Si no estuviera tan asustada, habría sonreído. A todas luces, Sam estaba aprovechándose de la situación, pero no le importaba. Mientras que él estuviera bien, haría todo lo que quisiera, le daría todo lo que le pidiera.
–Sí –dijo sin apenas aliento–. Nunca pensaba decir que no.
–Sigues siendo una calientapollas –murmuró Sam, aparentemente contrariado.
–Pienso cumplir –informó tiernamente, acariciándole ligeramente el pelo. La tranquilidad al oírlo hablar, abrumadora.

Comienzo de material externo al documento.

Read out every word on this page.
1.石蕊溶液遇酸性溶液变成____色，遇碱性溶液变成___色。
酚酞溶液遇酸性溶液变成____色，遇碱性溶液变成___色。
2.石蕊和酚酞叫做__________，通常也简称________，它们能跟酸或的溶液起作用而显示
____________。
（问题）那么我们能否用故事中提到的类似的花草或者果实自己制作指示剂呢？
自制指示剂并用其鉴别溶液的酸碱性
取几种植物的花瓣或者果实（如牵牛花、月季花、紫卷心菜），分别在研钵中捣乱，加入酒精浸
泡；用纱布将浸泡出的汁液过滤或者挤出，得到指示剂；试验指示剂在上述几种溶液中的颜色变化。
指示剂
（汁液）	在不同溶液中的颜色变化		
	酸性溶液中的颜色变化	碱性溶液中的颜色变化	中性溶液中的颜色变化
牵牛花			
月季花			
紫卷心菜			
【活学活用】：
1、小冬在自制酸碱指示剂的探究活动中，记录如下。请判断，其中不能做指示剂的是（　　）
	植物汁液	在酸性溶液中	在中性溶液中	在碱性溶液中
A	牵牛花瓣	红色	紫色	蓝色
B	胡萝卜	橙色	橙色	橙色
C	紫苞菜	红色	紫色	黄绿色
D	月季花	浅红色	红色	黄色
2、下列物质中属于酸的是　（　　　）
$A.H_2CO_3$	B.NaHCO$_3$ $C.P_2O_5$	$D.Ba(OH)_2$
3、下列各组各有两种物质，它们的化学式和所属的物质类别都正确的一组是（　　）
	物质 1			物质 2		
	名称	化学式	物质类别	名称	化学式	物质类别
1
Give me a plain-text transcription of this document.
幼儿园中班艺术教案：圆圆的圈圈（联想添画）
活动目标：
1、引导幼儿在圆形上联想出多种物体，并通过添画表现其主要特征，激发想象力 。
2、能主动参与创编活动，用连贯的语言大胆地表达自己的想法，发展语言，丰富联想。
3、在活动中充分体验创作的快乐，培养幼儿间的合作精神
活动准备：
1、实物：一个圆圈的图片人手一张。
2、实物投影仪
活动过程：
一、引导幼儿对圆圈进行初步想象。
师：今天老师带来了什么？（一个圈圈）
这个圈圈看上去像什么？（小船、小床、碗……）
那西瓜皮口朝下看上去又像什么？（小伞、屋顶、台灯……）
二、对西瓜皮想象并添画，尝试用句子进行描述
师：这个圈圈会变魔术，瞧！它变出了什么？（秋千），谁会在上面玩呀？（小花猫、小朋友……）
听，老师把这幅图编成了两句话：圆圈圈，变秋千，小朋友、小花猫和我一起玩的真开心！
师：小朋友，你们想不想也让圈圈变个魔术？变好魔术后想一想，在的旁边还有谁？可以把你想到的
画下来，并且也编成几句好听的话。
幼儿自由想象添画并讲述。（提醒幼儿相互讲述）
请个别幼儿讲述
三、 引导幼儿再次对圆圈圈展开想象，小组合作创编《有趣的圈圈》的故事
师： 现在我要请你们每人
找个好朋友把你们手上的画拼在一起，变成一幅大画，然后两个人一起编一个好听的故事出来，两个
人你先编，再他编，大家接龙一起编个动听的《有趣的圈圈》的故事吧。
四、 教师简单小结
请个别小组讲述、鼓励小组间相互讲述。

–Más te vale –refunfuñó él.
Supo entonces que Sam estaba bien. Las lágrimas asomaron a sus ojos y rodaron incontroladas por sus mejillas, mientras que sus manos se aferraban a él, uno contra otro, protegiéndolo hasta que llegara la ambulancia.
La mirada de Max permaneció fija en la de ella, reconfortándola en silencio, intentando decirle con los ojos que todo iba a salir bien. Su mano envolvió la de ella, cálida y gentil, calmándola, mientras que ella seguía abrazada a él. Permanecieron así hasta que llegaron los paramédicos.